By Elizabeth Newby, Columnist
I’ve come to perfect the phrase, “But I’m in college” in the past few years.
It’s basically an excuse for anything you would ever want to get away with. I’ve skipped so many family gatherings because “I’m in college.” I’ve conveniently forgotten birthdays and weaseled money from my parents because “I’m broke.”
College is a good reason to essentially do anything you want except, like rage through the streets and declare anarchy or something. I don’t know, though.
I could probably still come up with some lofty explanation of how academia has freed me of all social constraints. See, “But I’m in college” excuses anything.
Well, that’s what I thought until last week when I got a phone call from my Dad. I almost didn’t answer it because, you know, “I’m in college,” but I had an interesting class discussion that day, and I ate a weird sandwich for lunch. I figured I’d bore him with some mundane details and he’d tell me about work, which would make me good-to-go for like four more days.
But that’s not what he wanted to talk about. You see, my aunt is sick. Like, really sick. He called me to tell me that things had taken a turn for the worse, and she probably wouldn’t be alive for much longer.
That’s when I realized that my clever excuse was really just pathetic. Instead of just doing what I want, I’ve actually deprived myself of spending time with people that are really important to me.
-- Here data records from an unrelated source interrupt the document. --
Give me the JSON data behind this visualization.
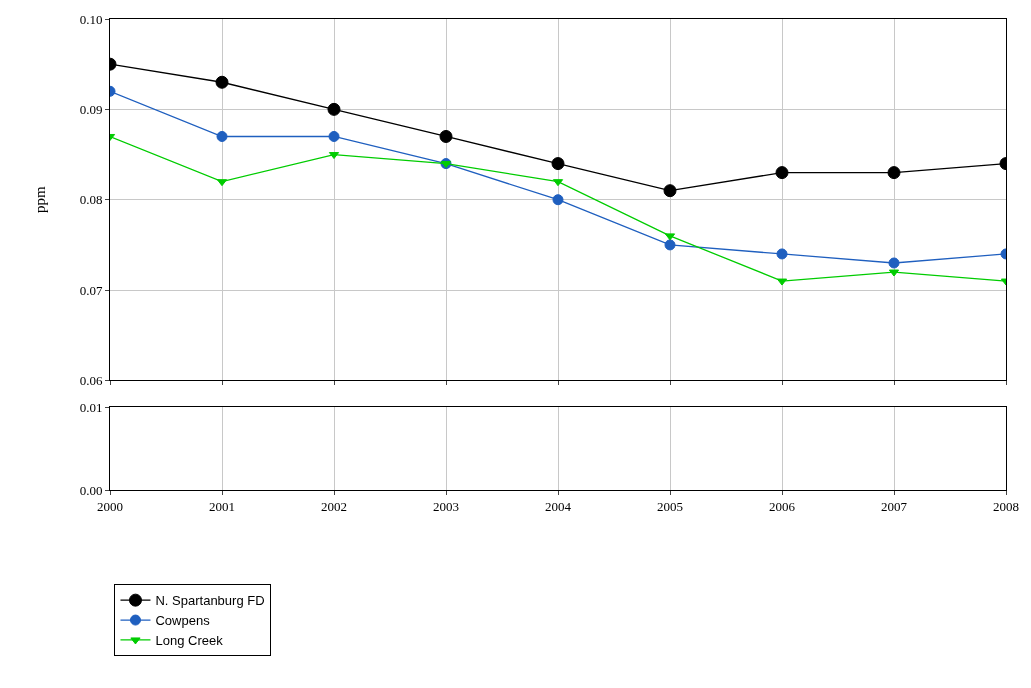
{
  "chart_data": [
    {
      "type": "line",
      "ylabel": "ppm",
      "x": [
        2000,
        2001,
        2002,
        2003,
        2004,
        2005,
        2006,
        2007,
        2008
      ],
      "xlim": [
        2000,
        2008
      ],
      "xticks": [
        2000,
        2001,
        2002,
        2003,
        2004,
        2005,
        2006,
        2007,
        2008
      ],
      "ylim": [
        0.06,
        0.1
      ],
      "yticks": [
        {
          "value": 0.06,
          "label": "0.06"
        },
        {
          "value": 0.07,
          "label": "0.07"
        },
        {
          "value": 0.08,
          "label": "0.08"
        },
        {
          "value": 0.09,
          "label": "0.09"
        },
        {
          "value": 0.1,
          "label": "0.10"
        }
      ],
      "tick_labels": "y",
      "grid": true,
      "legend": "bottom left",
      "line_style": "solid",
      "series": [
        {
          "name": "N. Spartanburg FD",
          "color": "#000000",
          "marker": "circle",
          "values": [
            0.095,
            0.093,
            0.09,
            0.087,
            0.084,
            0.081,
            0.083,
            0.083,
            0.084
          ]
        },
        {
          "name": "Cowpens",
          "color": "#1f5fbf",
          "marker": "circle",
          "values": [
            0.092,
            0.087,
            0.087,
            0.084,
            0.08,
            0.075,
            0.074,
            0.073,
            0.074
          ]
        },
        {
          "name": "Long Creek",
          "color": "#00cc00",
          "marker": "triangle",
          "values": [
            0.087,
            0.082,
            0.085,
            0.084,
            0.082,
            0.076,
            0.071,
            0.072,
            0.071
          ]
        }
      ]
    },
    {
      "type": "line",
      "xlim": [
        2000,
        2008
      ],
      "xticks": [
        2000,
        2001,
        2002,
        2003,
        2004,
        2005,
        2006,
        2007,
        2008
      ],
      "ylim": [
        0.0,
        0.01
      ],
      "yticks": [
        {
          "value": 0.0,
          "label": "0.00"
        },
        {
          "value": 0.01,
          "label": "0.01"
        }
      ],
      "grid": "x"
    }
  ]
}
I’m led to wonder if any of this really matters at all, that I’ve detached myself from reality to the extent that I’m just living in some sort of self-centered fantasyland.
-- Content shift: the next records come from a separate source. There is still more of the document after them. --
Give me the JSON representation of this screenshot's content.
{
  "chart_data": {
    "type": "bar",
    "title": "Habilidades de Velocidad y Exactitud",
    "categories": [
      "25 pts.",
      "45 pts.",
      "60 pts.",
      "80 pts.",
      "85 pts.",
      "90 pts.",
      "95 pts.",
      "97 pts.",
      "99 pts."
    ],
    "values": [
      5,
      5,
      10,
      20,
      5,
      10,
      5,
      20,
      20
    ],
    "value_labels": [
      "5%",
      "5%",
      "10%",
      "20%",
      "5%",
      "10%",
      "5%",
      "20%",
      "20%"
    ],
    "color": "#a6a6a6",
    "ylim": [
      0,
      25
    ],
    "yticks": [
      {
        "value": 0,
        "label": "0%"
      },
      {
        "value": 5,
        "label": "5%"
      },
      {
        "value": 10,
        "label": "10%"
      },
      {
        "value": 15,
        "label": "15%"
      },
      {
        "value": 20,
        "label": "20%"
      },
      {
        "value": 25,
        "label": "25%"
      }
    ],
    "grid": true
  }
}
I start feeling like I should focus on the reality of every situation. Like I should act like Michael in The Godfather and do what’s best for my family, even if it means busting a few caps and spending a few years in hiding in the old country for my transgressions. Because life is about sacrifice. Because life is about doing what you don’t want to do.
But that feels wrong, like I’m letting the bad in life win. And I’m left to resort to the literature I’ve studied here at OCU, the life of the great romantic poet John Keats.
Keats lived a short life constantly surrounded by heartache and sickness, and yet his poetry is anything but dismal.
Instead, he chose to focus on the beauty of life. His poetry showcases the few pleasures in life that he could enjoy.
Or even consider The Notorious B.I.G. Although his music centered around the hardships of life, arguably his greatest achievement “Juicy” states that in spite of all of his struggles, “It’s still all good.”
So instead of remembering the time I didn’t spend with my aunt while I was in college, I’ll remember the times she picked me up after school and cooked me dinner. Or when we would listen to my favorite Garth Brooks tape together in her car. And instead of saying “But I’m in college,” I’ll pick up the phone every once in a while.